Au lendemain de l'annonce confirmant le recours de l'Irlande à l'aide de l'Union européenne et du Fonds monétaire international, le pays s'est penché sur les marchés comme sur une boule de cristal devant lui révéler son avenir à court terme. Or, contrairement aux attentes, les signaux que constituent les taux d'intérêt sur la dette publique ou les indices des contrats d'assurance exprimant le risque souverain (les fameux credit default swaps, ou CDS) étaient contradictoires.

Le Portugal, selon les indicateurs d'hier, n'est pas condamné dans l'immédiat à un sauvetage extérieur, mais on est encore bien loin de pouvoir affirmer, après l'assistance à l'Irlande, que la pression est retombée et que le pays n'a besoin de l'aide de personne.

Dans un contexte aussi incertain et précaire, chaque mot prononcé et chaque signal envoyé par les décideurs politiques et économiques influent sur les événements à venir. Plus encore, il faut à tout prix éviter d'en arriver à des comptes-rendus sur l'exécution du budget comme il en été donné hier [malgré deux plans d'austérité, le budget portugais a été exécuté selon la loi de finances initiale].

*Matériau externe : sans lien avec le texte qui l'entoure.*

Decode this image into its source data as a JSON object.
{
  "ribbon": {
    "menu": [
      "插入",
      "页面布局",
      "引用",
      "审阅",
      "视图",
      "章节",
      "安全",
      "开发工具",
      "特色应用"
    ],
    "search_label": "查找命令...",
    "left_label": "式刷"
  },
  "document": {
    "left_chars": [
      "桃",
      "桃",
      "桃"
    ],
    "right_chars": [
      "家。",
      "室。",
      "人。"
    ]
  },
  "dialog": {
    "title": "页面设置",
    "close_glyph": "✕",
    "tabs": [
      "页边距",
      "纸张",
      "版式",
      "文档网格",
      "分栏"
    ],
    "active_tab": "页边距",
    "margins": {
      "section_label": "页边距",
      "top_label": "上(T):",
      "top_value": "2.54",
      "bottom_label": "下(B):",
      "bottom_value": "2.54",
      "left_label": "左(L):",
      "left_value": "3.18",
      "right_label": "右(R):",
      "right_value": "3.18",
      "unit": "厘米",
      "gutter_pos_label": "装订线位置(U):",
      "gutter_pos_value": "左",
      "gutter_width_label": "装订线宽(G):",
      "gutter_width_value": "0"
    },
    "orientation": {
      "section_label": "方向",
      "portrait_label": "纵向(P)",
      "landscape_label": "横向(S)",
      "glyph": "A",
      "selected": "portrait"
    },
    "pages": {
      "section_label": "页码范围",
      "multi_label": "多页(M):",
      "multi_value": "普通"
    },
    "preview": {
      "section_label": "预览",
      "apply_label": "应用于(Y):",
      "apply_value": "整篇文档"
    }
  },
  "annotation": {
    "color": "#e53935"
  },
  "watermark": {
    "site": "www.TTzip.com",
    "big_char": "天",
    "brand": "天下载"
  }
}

En d'autres termes, le Portugal ne peut espérer se libérer de la pression des marchés tant qu'il n'affichera pas une politique financière crédible. Si l'état actuel du déficit ou de la dette publique peut conduire l'ancien ministre socialiste António Vitorino à déclarer que “selon une lecture rationnelle, le maintien des pressions sur le Portugal n'a aucun sens”, la capacité de l'Etat à mener une politique rigoureuse exige à l'avenir plus de prudence et de circonspection.

Quand bien même le pays parviendrait à sortir indemne de l'actuelle tempête sur les marchés, les doutes sur ses capacités de paiement à ses créanciers ne se dissiperont pas pour autant. Et si à court terme, il se confirme que le gouvernement est toujours incapable de contrôler les dépenses de l'Etat, les pressions ne manqueront pas de réapparaître, et avec elles la perspective d'une punition de l'UE et du FMI.